A Lei de Introdução às Normas de Direito Brasileiro (LINDB) elegeu o domicílio como relevante regra de conexão para solver conflitos decorrentes de situações jurídicas relacionadas a mais de um sistema legal (conflitos de leis interespaciais), porquanto consistente na própria sede jurídica do indivíduo.
Assim, a lei do país em que for domiciliada a pessoa determina as regras sobre o começo e o fim da personalidade, o direito ao nome, a capacidade jurídica e dos direitos de família (art. 7º). Por sua vez, a lei do domicílio do autor da herança regulará a correlata sucessão, nos termos do art. 10 da lei sob comento.
Em que pese a prevalência da lei do domicílio do indivíduo para regular as suas relações jurídicas pessoais, conforme preceitua a LINDB, esta regra de conexão não é absoluta.
Consoante a doutrina, outros elementos de conectividade podem, a depender da situação sob análise, revelarem-se preponderantes e, por conseguinte, excepcionar a aludida regra, tais como a situação da coisa, a faculdade concedida à vontade individual na escolha da lei aplicável, quando isto for possível, ou por imposições de ordem pública.
Dessa maneira, em uma interpretação sistemática das disposições contidas na LINDB e no CPC/2015, depreende-se que o legislador inviabilizou a unidade da sucessão, amparada no princípio da universalidade sucessória e determina que a transmissão do conjunto de bens deve ser governada por uma lei única, pois pela lei se transmite uma universalidade, um patrimônio, ou seja, o conjunto de direitos reais e obrigacionais, ativos e passivos pertencentes a uma pessoa.
Diante disso, a jurisprudência do STJ segue a orientação de que o Brasil adota o princípio da pluralidade dos juízos sucessórios, pois, ainda que o art. 10 da LINDB preceitue a prevalência da lei do domicílio do indivíduo para regular as suas relações jurídicas, esta regra não é absoluta, devendo o inventário e a partilha ser processados no lugar da situação dos bens deixados pelo falecido, não podendo o juízo do inventário no Brasil decidir sobre bens sitos no estrangeiro.

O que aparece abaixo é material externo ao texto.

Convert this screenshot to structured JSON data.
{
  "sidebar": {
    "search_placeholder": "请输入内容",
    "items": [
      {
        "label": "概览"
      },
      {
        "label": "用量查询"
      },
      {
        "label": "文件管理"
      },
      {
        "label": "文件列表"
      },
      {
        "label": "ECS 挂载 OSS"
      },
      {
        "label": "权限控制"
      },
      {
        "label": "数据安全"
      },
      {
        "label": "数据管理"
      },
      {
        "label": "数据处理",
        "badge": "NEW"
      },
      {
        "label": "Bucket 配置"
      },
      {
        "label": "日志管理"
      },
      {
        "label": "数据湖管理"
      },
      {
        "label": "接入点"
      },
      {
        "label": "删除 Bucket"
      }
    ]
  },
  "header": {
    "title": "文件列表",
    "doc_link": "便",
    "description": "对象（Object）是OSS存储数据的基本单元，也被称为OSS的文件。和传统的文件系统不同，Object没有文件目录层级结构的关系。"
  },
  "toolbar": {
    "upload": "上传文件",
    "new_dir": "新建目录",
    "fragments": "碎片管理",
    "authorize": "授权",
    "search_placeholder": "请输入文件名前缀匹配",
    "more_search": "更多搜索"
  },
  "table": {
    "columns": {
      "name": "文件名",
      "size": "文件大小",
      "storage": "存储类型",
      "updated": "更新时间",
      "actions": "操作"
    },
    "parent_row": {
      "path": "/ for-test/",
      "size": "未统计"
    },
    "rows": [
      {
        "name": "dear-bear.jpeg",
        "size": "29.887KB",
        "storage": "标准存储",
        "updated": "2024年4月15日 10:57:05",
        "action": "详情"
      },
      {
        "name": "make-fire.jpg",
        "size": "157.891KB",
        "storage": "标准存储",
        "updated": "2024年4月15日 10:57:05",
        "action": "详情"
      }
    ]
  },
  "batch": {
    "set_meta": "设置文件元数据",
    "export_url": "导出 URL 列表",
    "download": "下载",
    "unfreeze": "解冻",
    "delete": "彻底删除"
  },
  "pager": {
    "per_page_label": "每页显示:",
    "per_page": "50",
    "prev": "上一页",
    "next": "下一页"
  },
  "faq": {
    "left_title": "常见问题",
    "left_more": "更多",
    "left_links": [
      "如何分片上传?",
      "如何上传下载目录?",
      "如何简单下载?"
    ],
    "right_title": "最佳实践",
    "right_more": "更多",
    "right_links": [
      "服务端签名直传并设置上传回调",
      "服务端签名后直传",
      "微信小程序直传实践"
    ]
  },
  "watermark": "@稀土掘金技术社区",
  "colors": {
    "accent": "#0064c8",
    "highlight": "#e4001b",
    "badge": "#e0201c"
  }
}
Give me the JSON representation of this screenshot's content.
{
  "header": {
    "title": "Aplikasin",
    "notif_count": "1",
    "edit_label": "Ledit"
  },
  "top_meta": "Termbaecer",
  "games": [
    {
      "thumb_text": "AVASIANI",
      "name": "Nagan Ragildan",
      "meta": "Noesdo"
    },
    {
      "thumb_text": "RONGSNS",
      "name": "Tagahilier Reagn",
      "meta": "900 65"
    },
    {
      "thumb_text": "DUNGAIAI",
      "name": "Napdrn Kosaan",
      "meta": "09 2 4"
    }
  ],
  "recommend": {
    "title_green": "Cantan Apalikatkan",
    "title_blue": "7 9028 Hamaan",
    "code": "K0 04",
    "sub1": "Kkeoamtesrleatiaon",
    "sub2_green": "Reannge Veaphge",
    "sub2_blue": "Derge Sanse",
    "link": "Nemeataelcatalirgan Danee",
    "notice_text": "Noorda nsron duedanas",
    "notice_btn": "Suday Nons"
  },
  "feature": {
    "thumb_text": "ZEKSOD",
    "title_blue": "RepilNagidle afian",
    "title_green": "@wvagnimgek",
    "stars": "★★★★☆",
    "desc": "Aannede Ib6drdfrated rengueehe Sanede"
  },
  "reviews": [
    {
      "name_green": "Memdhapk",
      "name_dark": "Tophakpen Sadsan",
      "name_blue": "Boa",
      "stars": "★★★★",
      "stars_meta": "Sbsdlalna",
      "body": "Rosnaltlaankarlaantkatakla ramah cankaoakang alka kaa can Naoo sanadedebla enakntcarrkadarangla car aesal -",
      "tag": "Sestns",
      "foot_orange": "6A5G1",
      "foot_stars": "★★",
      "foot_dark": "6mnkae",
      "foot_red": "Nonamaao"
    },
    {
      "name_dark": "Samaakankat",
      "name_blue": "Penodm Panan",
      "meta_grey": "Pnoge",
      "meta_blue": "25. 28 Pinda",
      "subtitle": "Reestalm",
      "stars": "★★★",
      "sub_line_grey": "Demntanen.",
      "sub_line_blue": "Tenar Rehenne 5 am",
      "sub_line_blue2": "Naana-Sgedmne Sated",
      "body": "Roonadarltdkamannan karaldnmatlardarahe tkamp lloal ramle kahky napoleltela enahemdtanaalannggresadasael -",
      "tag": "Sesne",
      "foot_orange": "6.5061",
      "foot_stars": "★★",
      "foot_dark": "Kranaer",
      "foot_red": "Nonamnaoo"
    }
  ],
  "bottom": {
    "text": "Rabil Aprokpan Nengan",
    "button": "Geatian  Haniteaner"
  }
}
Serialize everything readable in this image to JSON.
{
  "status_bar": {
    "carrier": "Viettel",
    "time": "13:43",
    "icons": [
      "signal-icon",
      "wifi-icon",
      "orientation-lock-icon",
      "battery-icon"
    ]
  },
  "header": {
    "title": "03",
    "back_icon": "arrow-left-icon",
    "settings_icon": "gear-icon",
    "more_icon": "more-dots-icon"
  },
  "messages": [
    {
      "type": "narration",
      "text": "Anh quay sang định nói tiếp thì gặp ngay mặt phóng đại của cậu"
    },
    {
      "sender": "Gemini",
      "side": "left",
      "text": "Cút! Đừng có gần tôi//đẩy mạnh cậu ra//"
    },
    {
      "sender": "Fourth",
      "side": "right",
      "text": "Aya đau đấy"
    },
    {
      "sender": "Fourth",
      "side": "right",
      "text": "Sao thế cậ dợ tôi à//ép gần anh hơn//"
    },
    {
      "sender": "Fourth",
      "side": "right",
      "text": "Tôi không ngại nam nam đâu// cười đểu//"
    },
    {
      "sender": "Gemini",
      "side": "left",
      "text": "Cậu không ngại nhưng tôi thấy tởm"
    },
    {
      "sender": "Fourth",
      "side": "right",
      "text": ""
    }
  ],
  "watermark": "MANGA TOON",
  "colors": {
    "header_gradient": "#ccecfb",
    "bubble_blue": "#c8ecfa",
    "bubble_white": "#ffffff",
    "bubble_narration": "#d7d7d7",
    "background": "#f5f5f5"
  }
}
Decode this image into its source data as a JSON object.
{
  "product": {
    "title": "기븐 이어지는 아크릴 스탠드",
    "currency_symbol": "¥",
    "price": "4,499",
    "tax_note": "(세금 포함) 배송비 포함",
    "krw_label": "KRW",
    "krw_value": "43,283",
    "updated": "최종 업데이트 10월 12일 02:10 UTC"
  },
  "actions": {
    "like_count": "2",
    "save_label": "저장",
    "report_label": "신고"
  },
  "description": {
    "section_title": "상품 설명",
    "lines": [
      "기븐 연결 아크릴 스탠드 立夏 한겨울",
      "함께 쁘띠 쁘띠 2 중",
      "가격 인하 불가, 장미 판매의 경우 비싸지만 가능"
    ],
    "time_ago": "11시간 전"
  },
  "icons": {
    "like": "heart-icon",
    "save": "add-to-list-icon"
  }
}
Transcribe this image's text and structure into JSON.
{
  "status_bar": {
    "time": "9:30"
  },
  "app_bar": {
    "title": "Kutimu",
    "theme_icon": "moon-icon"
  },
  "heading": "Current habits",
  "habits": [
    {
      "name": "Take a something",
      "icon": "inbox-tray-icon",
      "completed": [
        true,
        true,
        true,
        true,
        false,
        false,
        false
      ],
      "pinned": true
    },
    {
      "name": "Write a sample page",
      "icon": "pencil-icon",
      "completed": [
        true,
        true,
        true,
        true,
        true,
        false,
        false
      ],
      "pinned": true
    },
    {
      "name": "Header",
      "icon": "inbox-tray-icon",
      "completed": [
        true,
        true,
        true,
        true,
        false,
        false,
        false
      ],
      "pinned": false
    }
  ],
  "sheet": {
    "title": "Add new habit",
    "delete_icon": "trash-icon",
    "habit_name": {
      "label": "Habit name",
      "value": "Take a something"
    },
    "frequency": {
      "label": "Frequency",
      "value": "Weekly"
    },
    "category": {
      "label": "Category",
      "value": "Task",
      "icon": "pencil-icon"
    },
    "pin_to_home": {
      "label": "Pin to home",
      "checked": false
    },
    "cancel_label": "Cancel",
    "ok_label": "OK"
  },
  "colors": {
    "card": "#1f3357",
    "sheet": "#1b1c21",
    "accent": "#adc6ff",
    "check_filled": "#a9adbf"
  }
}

O entendimento que tem prevalecido nesta Corte Superior é o de que a lei brasileira não tem aplicação em relação à sucessão dos bens no exterior, inclusive para fins de eventual compensação de legítimas.
Portanto, o ordenamento jurídico pátrio adotou a pluralidade sucessória, a qual prestigia a legislação do local em que situados os bens (lex rei sitae) para regular a sucessão hereditária, impedindo que o Poder Judiciário brasileiro conheça de bens situados no exterior.